Anne Le Troter, Les mots à la bouche, 2020, dessin
Courtesy galerie frank elbaz, Paris
Biographie
Anne Le Troter (1985) est une artiste basée à Paris. C’est après l’écriture de deux livres L’encyclopédie de la matière et Claire, Anne, Laurence qu’elle commence à travailler, par cycle, sur les modes d’apparition de la parole de groupes déterminés en additionnant les expositions (souvent des pièces sonores) produisant, à la fin, des pièces écrites. Ainsi Anne Le Troter invite des groupes de personnes tels que les artistes ASMR à venir travailler avec elle (L’appétence, pièce sonore, 2016 Prix du Salon de Montrouge et du Palais de Tokyo). Après avoir travaillé sur une forme de commercialisation de la parole – au cours d’un cycle d’installations sonores autour de la figure de l’enquêteur téléphonique, cycle étendu sur la durée de deux expositions personnelles et une collective (Les mitoyennes à La BF15 à Lyon en 2015, Liste à puces au Palais de Tokyo en 2017 et Les silences après une question à l’Institut d’Art Contemporain de Villeurbanne en 2017) – le travail d’Anne Le Troter prend aujourd’hui le chemin du genre de l’anticipation.
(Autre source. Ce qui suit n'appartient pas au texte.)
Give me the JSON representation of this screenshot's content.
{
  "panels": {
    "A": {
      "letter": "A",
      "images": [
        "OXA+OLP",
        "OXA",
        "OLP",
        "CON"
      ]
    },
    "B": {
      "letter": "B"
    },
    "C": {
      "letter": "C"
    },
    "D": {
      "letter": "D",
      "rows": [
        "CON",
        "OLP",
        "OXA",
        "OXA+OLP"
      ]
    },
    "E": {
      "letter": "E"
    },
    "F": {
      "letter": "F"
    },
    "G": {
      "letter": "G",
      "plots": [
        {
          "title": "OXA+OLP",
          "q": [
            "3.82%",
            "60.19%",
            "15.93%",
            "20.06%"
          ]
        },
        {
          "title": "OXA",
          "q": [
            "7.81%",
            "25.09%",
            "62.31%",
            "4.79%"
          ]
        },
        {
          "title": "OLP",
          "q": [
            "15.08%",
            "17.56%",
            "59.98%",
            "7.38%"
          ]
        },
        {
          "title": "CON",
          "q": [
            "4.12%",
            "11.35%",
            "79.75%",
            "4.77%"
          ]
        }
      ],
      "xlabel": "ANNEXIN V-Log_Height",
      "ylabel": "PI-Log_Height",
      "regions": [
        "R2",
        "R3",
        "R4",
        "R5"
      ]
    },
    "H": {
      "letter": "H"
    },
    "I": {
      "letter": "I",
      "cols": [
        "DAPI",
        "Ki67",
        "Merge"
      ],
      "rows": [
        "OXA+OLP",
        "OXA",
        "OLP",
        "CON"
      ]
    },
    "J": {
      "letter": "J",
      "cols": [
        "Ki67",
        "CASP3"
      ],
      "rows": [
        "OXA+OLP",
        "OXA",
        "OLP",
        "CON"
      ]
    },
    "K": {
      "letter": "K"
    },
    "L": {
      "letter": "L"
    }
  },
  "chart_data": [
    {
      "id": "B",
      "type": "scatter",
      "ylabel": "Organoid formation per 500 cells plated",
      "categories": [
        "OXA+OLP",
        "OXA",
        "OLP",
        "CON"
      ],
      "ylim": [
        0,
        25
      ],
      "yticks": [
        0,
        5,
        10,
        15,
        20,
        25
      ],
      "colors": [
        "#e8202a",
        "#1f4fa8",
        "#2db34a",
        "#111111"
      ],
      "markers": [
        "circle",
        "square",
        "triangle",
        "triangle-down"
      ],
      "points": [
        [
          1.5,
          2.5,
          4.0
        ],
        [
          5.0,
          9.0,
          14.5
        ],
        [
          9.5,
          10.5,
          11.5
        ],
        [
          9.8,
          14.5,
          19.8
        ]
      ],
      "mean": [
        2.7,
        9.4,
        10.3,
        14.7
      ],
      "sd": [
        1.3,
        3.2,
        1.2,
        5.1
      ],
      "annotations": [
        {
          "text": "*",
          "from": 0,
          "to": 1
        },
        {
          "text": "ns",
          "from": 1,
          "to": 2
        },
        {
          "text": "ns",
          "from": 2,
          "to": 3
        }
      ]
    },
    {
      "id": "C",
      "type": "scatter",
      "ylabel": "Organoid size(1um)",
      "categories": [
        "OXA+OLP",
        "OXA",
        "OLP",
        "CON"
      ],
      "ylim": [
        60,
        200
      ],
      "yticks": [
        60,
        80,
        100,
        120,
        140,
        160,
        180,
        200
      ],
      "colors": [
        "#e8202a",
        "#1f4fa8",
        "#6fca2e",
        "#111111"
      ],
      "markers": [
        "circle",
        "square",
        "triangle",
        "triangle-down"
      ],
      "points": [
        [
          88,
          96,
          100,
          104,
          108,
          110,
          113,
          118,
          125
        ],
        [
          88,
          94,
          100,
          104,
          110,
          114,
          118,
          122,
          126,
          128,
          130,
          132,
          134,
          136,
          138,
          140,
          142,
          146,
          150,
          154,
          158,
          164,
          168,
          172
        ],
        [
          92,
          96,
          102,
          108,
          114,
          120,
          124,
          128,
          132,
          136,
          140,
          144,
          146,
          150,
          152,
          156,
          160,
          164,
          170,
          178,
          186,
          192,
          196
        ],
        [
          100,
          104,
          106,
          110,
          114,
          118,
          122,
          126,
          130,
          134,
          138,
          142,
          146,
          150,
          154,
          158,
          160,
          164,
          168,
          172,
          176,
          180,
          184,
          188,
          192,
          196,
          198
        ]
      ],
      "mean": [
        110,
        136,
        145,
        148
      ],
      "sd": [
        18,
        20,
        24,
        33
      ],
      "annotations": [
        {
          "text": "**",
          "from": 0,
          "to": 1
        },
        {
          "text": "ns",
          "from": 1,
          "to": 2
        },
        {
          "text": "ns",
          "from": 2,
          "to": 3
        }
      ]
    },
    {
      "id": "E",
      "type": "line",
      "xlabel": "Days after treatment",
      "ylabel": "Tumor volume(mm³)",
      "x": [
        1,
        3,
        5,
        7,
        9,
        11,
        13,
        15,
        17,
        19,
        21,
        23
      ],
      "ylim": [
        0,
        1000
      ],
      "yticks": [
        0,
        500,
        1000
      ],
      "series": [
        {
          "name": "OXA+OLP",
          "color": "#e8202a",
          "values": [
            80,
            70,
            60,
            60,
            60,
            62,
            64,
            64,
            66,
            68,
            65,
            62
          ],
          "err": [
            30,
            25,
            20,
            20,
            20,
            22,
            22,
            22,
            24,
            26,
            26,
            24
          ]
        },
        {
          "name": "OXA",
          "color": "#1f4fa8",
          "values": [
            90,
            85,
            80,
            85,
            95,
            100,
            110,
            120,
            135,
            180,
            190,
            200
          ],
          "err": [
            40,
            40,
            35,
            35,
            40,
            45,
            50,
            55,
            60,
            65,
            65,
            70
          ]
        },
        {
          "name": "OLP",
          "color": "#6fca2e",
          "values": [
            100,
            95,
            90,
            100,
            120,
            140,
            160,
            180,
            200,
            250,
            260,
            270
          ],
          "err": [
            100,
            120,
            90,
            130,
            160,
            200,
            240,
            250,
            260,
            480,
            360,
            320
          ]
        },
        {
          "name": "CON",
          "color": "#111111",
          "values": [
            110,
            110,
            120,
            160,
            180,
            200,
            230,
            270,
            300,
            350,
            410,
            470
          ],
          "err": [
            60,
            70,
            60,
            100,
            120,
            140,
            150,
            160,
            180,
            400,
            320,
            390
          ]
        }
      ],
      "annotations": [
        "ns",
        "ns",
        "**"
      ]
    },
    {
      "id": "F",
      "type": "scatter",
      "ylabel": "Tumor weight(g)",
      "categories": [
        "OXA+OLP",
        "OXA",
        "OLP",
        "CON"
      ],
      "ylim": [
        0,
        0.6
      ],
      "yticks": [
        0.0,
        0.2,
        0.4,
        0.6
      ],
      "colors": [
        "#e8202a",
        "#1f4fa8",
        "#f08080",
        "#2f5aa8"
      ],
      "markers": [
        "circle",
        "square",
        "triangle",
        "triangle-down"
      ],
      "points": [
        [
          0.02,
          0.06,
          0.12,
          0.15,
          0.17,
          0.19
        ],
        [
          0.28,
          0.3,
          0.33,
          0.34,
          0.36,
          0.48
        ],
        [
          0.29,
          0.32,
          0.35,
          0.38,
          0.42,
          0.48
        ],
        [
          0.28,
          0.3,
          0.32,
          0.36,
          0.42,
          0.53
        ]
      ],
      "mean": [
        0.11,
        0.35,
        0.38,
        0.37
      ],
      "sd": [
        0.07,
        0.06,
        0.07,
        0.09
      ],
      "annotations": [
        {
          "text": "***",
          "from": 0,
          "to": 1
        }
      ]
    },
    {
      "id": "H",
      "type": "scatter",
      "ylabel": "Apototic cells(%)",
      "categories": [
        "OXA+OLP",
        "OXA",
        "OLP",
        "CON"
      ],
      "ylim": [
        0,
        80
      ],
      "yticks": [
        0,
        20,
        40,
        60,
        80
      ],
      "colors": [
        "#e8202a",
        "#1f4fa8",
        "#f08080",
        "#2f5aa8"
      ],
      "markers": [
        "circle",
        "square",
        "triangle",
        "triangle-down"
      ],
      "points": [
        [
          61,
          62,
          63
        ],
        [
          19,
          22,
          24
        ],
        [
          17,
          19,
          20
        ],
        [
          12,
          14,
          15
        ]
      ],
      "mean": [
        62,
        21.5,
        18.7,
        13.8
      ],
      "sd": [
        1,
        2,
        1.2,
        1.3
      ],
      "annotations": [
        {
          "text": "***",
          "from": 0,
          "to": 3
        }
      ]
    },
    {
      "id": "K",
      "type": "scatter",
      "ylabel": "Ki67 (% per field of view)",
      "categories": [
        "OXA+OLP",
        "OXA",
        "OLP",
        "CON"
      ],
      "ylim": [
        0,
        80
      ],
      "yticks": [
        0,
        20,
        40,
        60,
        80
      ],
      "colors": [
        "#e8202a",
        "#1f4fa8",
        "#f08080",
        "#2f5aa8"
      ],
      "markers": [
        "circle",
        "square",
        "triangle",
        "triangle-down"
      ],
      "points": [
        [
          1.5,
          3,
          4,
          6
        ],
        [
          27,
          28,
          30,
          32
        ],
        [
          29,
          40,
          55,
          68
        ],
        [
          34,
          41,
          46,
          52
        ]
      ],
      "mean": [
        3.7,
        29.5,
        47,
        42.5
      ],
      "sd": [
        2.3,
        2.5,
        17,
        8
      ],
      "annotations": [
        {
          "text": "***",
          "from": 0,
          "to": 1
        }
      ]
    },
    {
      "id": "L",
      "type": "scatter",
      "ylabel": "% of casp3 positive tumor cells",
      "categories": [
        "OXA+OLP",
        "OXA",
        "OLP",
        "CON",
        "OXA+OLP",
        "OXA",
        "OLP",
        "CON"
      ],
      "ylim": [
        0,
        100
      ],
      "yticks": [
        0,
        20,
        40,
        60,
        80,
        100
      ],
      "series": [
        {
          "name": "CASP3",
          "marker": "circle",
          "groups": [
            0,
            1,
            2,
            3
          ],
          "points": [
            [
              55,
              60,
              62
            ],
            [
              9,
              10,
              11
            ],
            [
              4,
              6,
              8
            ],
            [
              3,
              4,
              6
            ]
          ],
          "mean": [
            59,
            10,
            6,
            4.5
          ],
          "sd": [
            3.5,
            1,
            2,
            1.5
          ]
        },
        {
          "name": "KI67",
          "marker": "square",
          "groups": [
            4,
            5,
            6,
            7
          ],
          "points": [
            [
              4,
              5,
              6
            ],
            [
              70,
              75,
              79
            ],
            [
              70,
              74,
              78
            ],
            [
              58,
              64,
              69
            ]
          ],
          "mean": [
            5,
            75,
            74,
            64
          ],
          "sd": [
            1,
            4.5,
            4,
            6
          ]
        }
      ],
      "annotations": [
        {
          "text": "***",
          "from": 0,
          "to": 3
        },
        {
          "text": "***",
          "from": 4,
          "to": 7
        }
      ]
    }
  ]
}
Invitée par la fondation Pernod Ricard, la Biennale de Rennes, le centre d’art contemporain Le Grand Café à Saint Nazaire, le Nasher Sculpture Center à Dallas et le Centre Pompidou l’artiste engage un nouveau cycle d’écriture autour de la notion de biographie, de fiction et d’utopie. En 2019, elle est lauréate de la Villa Kujoyama à Kyoto, en 2021 de la bourse Mondes Nouveaux ainsi que de la bourse de recherche ADAGP – Bétonsalon associé à la bibliothèque Kandinsky, Centre Pompidou. Suite à l’exposition Les volontaires, pigments-médicaments à Bétonsalon, son travail sera présenté en 2022 à l’Institut d’art contemporain de Villeurbanne et à Ygrec à Aubervilliers.